GEOLOGICAL DEFORMITIES
As noted above, petroleum geologists believe that petroleum originates in source
rock (shale and limestone), and then moves to receiver beds of sandstone,
limestone and dolomite in primary migration. Such migration is caused by the
relative porosity and permeability of the source bed as compared to the porosity
and permeability of the receiver bed. Because oil and gas are lighter than
water, they tend to migrate upward and follow the line of least resistance,
until they either escape to the surface or are trapped by a geological deformity
or trap.
-18-
One basic assumption of geological studies is that all sedimentary beds were
originally deposited horizontally. If sedimentary rocks remained horizontal
throughout geologic time, younger rock layers or strata would always be on top
of older rock layers. However, the tectonic forces that alter the crust of the
earth--volcanoes, earthquakes, floods--also deform its interior. These forces
shift, twist and crack rock layers that were previously neat and horizontal.

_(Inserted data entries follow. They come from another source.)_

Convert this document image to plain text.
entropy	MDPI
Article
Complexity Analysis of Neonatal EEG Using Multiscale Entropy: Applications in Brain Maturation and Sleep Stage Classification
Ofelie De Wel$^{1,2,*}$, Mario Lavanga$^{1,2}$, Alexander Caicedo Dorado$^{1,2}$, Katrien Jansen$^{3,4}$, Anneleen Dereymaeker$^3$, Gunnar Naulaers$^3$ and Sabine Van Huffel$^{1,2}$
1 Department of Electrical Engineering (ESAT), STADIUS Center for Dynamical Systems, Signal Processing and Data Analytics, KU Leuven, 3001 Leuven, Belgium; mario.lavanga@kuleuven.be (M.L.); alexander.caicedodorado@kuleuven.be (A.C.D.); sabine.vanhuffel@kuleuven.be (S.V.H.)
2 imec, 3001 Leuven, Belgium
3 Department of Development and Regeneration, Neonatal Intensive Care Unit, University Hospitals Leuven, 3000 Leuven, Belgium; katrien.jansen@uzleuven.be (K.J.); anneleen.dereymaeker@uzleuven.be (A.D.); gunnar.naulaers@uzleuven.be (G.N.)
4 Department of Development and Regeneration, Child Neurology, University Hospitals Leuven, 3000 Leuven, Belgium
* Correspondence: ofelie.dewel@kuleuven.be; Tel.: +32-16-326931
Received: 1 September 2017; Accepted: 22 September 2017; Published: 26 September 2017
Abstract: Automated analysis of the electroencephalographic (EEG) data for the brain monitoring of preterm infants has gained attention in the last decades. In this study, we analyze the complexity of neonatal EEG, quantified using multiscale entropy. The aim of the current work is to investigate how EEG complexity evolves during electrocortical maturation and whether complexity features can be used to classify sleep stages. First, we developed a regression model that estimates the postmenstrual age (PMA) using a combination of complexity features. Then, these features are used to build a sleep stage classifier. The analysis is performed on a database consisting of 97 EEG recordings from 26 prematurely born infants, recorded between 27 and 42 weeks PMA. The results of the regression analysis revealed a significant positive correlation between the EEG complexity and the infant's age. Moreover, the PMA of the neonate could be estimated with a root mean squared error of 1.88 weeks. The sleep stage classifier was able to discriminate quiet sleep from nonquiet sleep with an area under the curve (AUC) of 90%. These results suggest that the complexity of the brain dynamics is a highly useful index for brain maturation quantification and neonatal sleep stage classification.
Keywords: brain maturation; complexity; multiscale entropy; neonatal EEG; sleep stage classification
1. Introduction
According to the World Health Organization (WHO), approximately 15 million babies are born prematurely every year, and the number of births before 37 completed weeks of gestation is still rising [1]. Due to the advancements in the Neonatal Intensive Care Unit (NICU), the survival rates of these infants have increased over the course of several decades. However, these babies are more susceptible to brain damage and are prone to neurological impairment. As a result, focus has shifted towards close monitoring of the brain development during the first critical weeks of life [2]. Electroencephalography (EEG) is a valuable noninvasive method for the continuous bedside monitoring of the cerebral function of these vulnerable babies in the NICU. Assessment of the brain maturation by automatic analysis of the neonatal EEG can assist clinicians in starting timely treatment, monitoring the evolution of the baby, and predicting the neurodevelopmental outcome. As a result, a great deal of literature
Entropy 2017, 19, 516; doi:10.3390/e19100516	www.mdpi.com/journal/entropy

Consequently, clean-cut horizontal rock layers seldom exist. More typically, a
cross section of the earth will appear wavy, erratic and deformed. Because of
tectonic forces, no rock layers in nature are ever perfectly horizontal. When
rock layers are not horizontal, they are said to be dipping. The severity of
dip, or angle, is expressed as degrees of deviation from a horizontal plane.
Petroleum, migrating through receiver beds, can become trapped inside the
geological deformities created by tectonic forces and dipping.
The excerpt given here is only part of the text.